Examples of operational statements on character strings:
SEARCH, REPLACE, CONCATENATE, CONDENSE
Database access statements (Open SQL):
SELECT, INSERT, UPDATE, DELETE, MODIFY
Statements working on internal tables (notice that some "SQL" statements can also be used here):
READ TABLE, INSERT, UPDATE, DELETE, MODIFY, SORT,
DELETE ADJACENT DUPLICATES, APPEND, CLEAR, REFRESH, FREE


Formatting statements

These statements produce or format output. They appear mainly in reports, less so in module pools. Examples are:
WRITE, FORMAT, SKIP, ULINE, MESSAGE, NEW-PAGE


Internal tables in ABAP

Internal tables are an extremely important feature of the ABAP language and merit being explained at some length. An internal table would be defined as a vector of structs in C++ or a vector of objects in Java. The main difference with these languages is that ABAP provides a collection of statements to easily access and manipulate the contents of internal tables. It should be noted that ABAP does not support arrays; the only way to define a multi-element data object is to use an internal table.
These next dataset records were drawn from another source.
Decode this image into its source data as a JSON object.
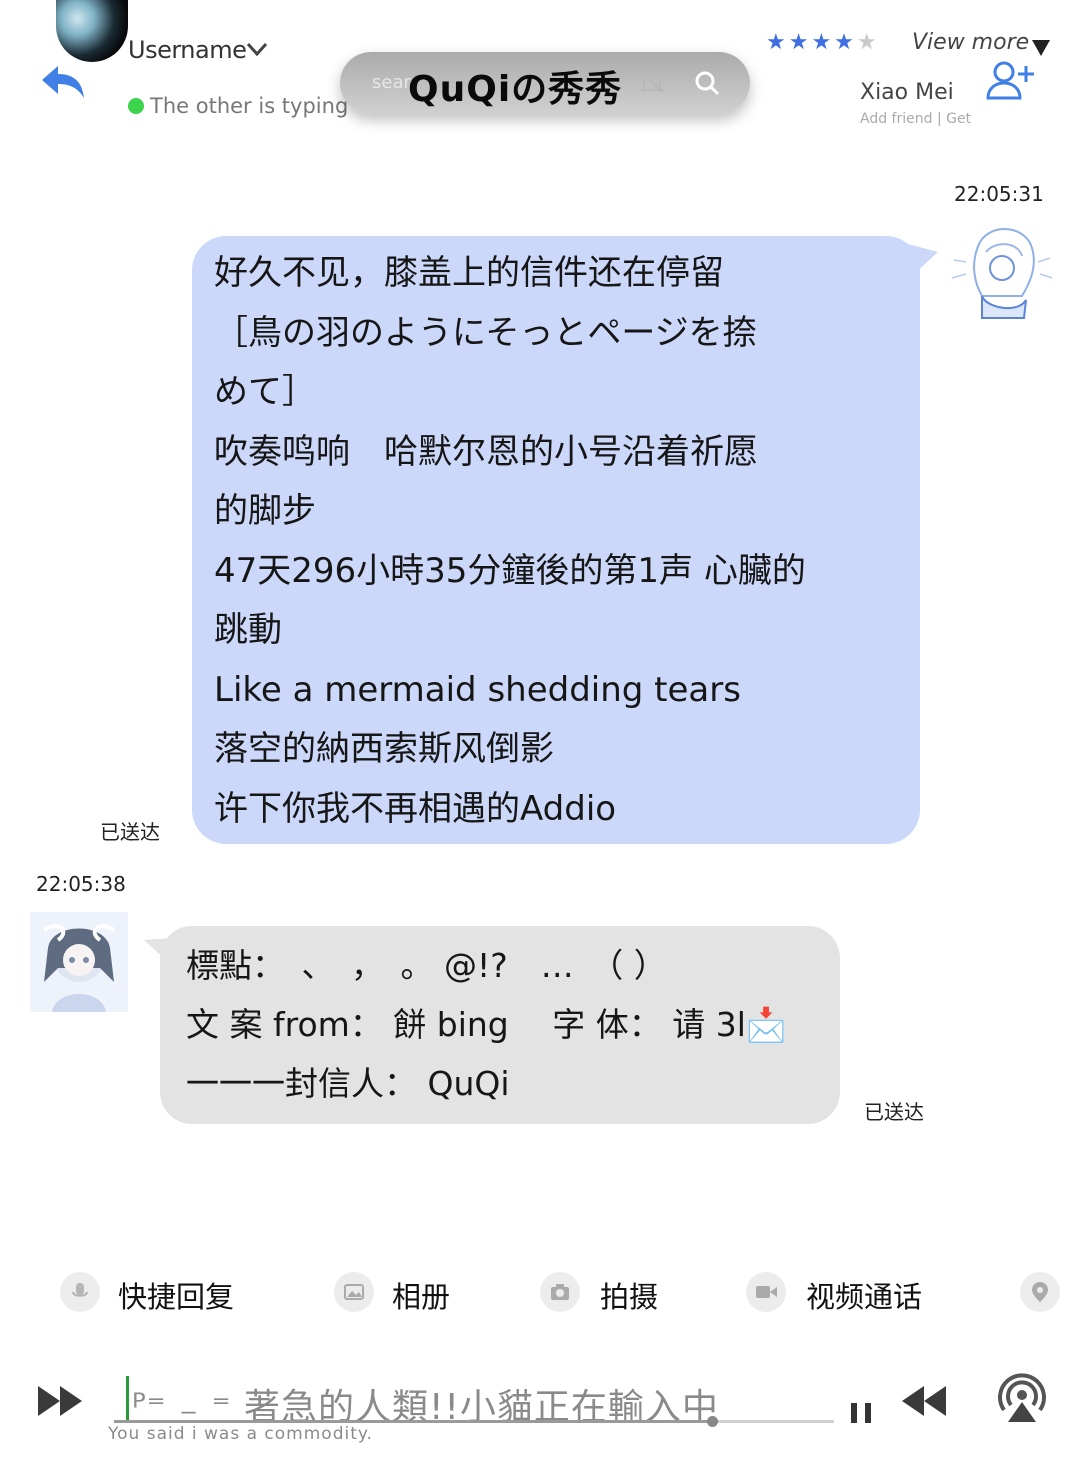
{
  "header": {
    "username": "Username",
    "typing_status": "The other is typing",
    "search_placeholder": "sear",
    "chat_title": "QuQiの秀秀",
    "rating_filled": "★★★★",
    "rating_empty": "★",
    "view_more": "View more",
    "contact_name": "Xiao Mei",
    "add_friend": "Add friend | Get"
  },
  "messages": [
    {
      "time": "22:05:31",
      "side": "right",
      "lines": [
        "好久不见，膝盖上的信件还在停留",
        "［鳥の羽のようにそっとページを捺",
        "めて］",
        "吹奏鸣响　哈默尔恩的小号沿着祈愿",
        "的脚步",
        "47天296小時35分鐘後的第1声 心臟的",
        "跳動",
        "Like a mermaid shedding tears",
        "落空的納西索斯风倒影",
        "许下你我不再相遇的Addio"
      ],
      "status": "已送达"
    },
    {
      "time": "22:05:38",
      "side": "left",
      "lines": [
        "標點：　、　，　。 @!?　…　（ ）",
        "文 案 from： 餅 bing　 字 体： 请 3l📩",
        "一一一封信人： QuQi"
      ],
      "status": "已送达"
    }
  ],
  "quick_actions": [
    {
      "icon": "microphone-icon",
      "label": "快捷回复"
    },
    {
      "icon": "image-icon",
      "label": "相册"
    },
    {
      "icon": "camera-icon",
      "label": "拍摄"
    },
    {
      "icon": "video-camera-icon",
      "label": "视频通话"
    },
    {
      "icon": "location-icon",
      "label": ""
    }
  ],
  "input": {
    "text": "ᴾ⁼ ₋ ⁼ 著急的人類!!小貓正在輸入中",
    "subtitle": "You said i was a commodity.",
    "progress": 0.83
  },
  "colors": {
    "outgoing_bubble": "#ccd8fa",
    "incoming_bubble": "#e3e3e3",
    "accent_blue": "#3f6fe0",
    "online_green": "#3cd44c"
  }
}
Where does the ABAP program run?


All ABAP programs reside inside the SAP database. They are not stored in separate external files like Java or C++ programs. In the database all ABAP code exists in two forms: source code, which can be viewed and edited with the ABAP Workbench tools, and generated code, a binary representation somewhat comparable with Java bytecode. ABAP programs execute under the control of the runtime system, which is part of the SAP kernel. The runtime system is responsible for processing ABAP statements, controlling the flow logic of screens and responding to events (such as a user clicking on a screen button); in this respect it can be seen as a Virtual Machine comparable with the Java VM. A key component of the ABAP runtime system is the Database Interface, which turns database-independent ABAP statements ("Open SQL") into statements understood by the underlying DBMS ("Native SQL"). The database interface handles all the communication with the relational database on behalf of ABAP programs; it also contains extra features such as buffering of tables and frequently accessed data in the local memory of the application server.